Understanding Human Vision
Professor John Tsotsos (Canada Research Chair, Computational Vision) was recently interviewed by CTV news. Listen to him (click on the image) discuss how his research has disproved the highly influential 1958 theory of Donald Broadbent, early selection theory, that the human brain selects interesting portions of an image to process preferentially. The modern counterpart of this is the Saliency Map Theory of Christof Koch and Shimon Ullman published in 1985, which claims that the interesting regions are processed by the brain one at a time, in order of their salience, a numerical score of how interesting a region is.
Tsotsos’ team found however, that salience is not needed at all for the simple task of quickly deciding what an image depicts. Moreover, none of the current algorithms within artificial intelligence (AI) for this task come close to matching human performance, which is remarkably good. On the other hand, salience computation does play a primary role in determining where humans move their eyes, and it is eye movement that selects portions of a scene to process next.
“Our study looks at this for vision and tests the leading algorithms that compute the saliency measure and asks the question ‘are those algorithms performing at the same level as humans do on these images’? For example, if the task is to determine if there is a cat in a scene, does the saliency algorithm pick out the cat correctly? The study showed that these algorithms are far from doing as well as humans,” said Tsotsos.
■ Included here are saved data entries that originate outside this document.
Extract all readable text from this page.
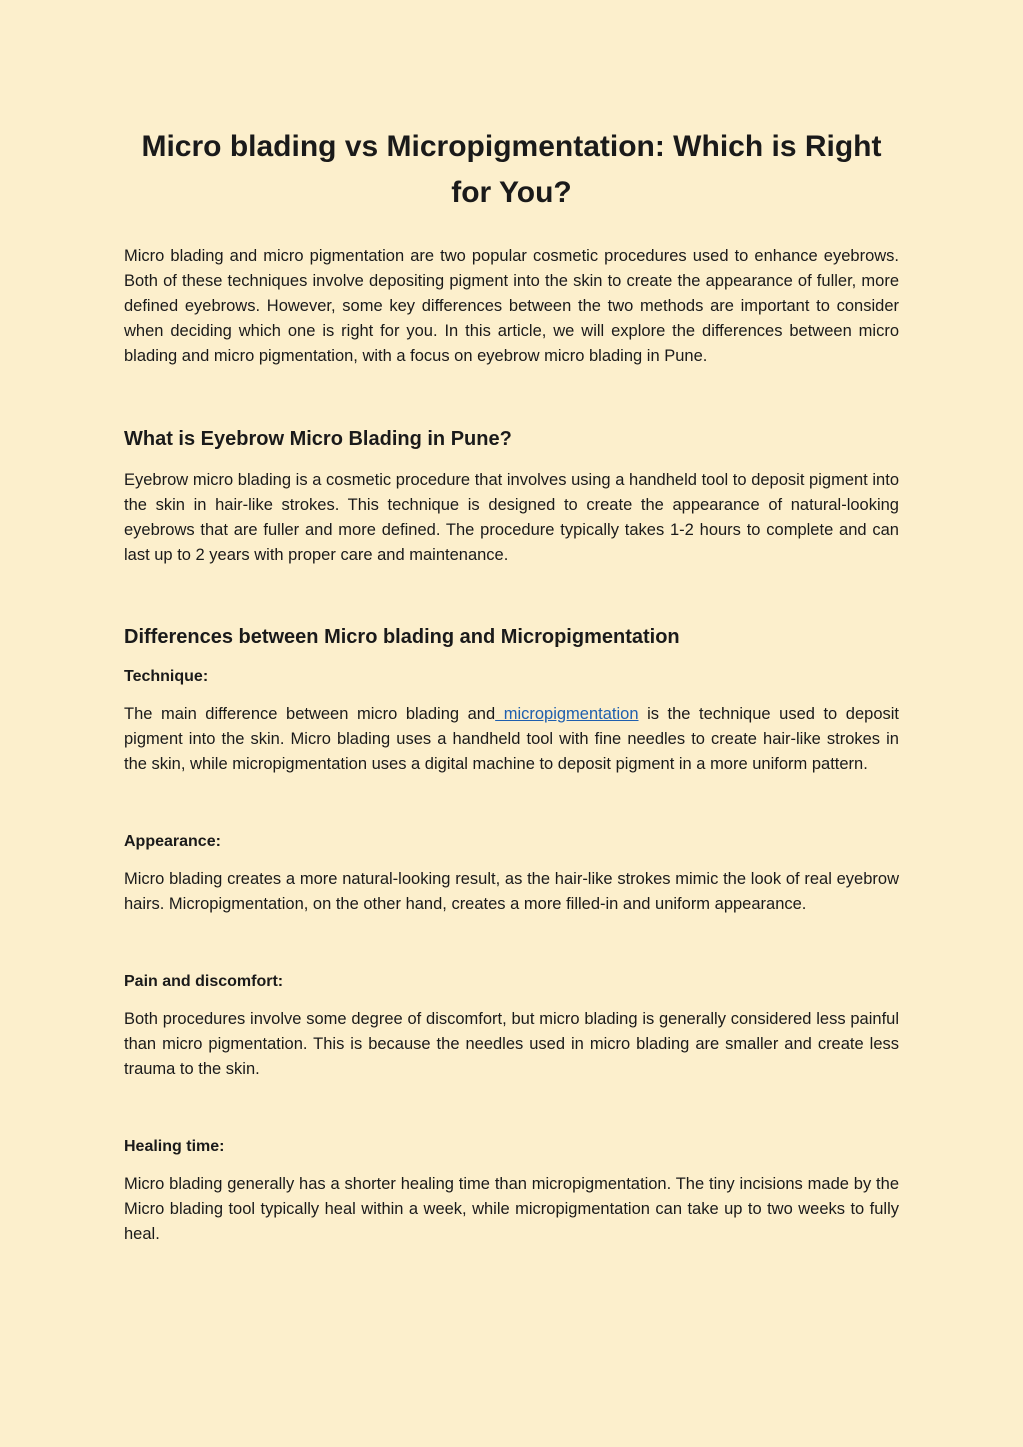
Micro blading vs Micropigmentation: Which is Right for You?

Micro blading and micro pigmentation are two popular cosmetic procedures used to enhance eyebrows. Both of these techniques involve depositing pigment into the skin to create the appearance of fuller, more defined eyebrows. However, some key differences between the two methods are important to consider when deciding which one is right for you. In this article, we will explore the differences between micro blading and micro pigmentation, with a focus on eyebrow micro blading in Pune.

What is Eyebrow Micro Blading in Pune?

Eyebrow micro blading is a cosmetic procedure that involves using a handheld tool to deposit pigment into the skin in hair-like strokes. This technique is designed to create the appearance of natural-looking eyebrows that are fuller and more defined. The procedure typically takes 1-2 hours to complete and can last up to 2 years with proper care and maintenance.

Differences between Micro blading and Micropigmentation
Technique:

The main difference between micro blading and micropigmentation is the technique used to deposit pigment into the skin. Micro blading uses a handheld tool with fine needles to create hair-like strokes in the skin, while micropigmentation uses a digital machine to deposit pigment in a more uniform pattern.

Appearance:

Micro blading creates a more natural-looking result, as the hair-like strokes mimic the look of real eyebrow hairs. Micropigmentation, on the other hand, creates a more filled-in and uniform appearance.

Pain and discomfort:

Both procedures involve some degree of discomfort, but micro blading is generally considered less painful than micro pigmentation. This is because the needles used in micro blading are smaller and create less trauma to the skin.

Healing time:

Micro blading generally has a shorter healing time than micropigmentation. The tiny incisions made by the Micro blading tool typically heal within a week, while micropigmentation can take up to two weeks to fully heal.
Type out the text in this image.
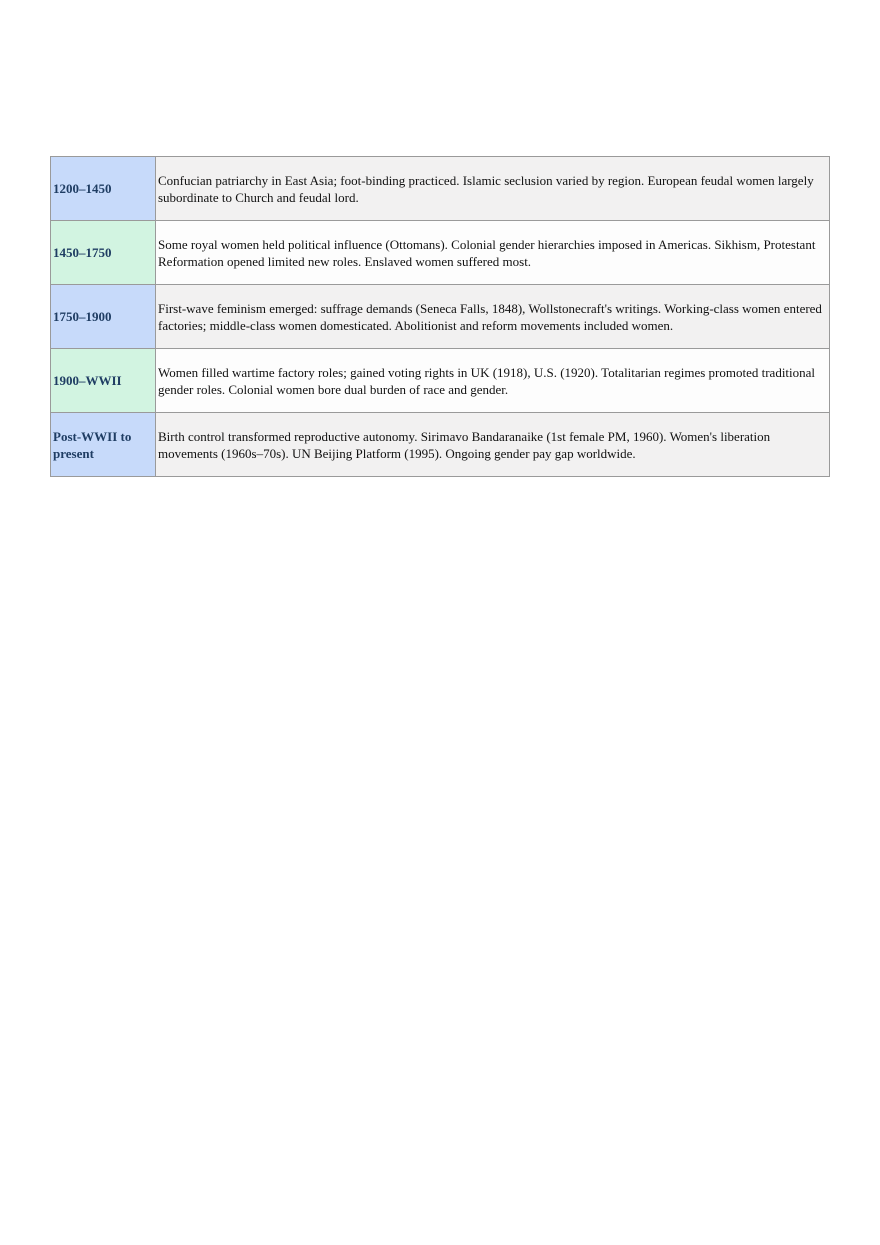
1200–1450	Confucian patriarchy in East Asia; foot-binding practiced. Islamic seclusion varied by region. European feudal women largely subordinate to Church and feudal lord.
1450–1750	Some royal women held political influence (Ottomans). Colonial gender hierarchies imposed in Americas. Sikhism, Protestant Reformation opened limited new roles. Enslaved women suffered most.
1750–1900	First-wave feminism emerged: suffrage demands (Seneca Falls, 1848), Wollstonecraft's writings. Working-class women entered factories; middle-class women domesticated. Abolitionist and reform movements included women.
1900–WWII	Women filled wartime factory roles; gained voting rights in UK (1918), U.S. (1920). Totalitarian regimes promoted traditional gender roles. Colonial women bore dual burden of race and gender.
Post-WWII to present	Birth control transformed reproductive autonomy. Sirimavo Bandaranaike (1st female PM, 1960). Women's liberation movements (1960s–70s). UN Beijing Platform (1995). Ongoing gender pay gap worldwide.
Tsotsos says this finding has important ramifications for our understanding of human vision and human visual processing especially for diagnosing vision pathologies, such as aspects of autism.
“When you want to diagnose issues in vision, you’re basing on it how the healthy visual processing system should work. What we’ve done with this study is added a piece of the puzzle to how the ‘healthy’ system works which then would change how you compare an anomaly in order to be able to diagnose it.”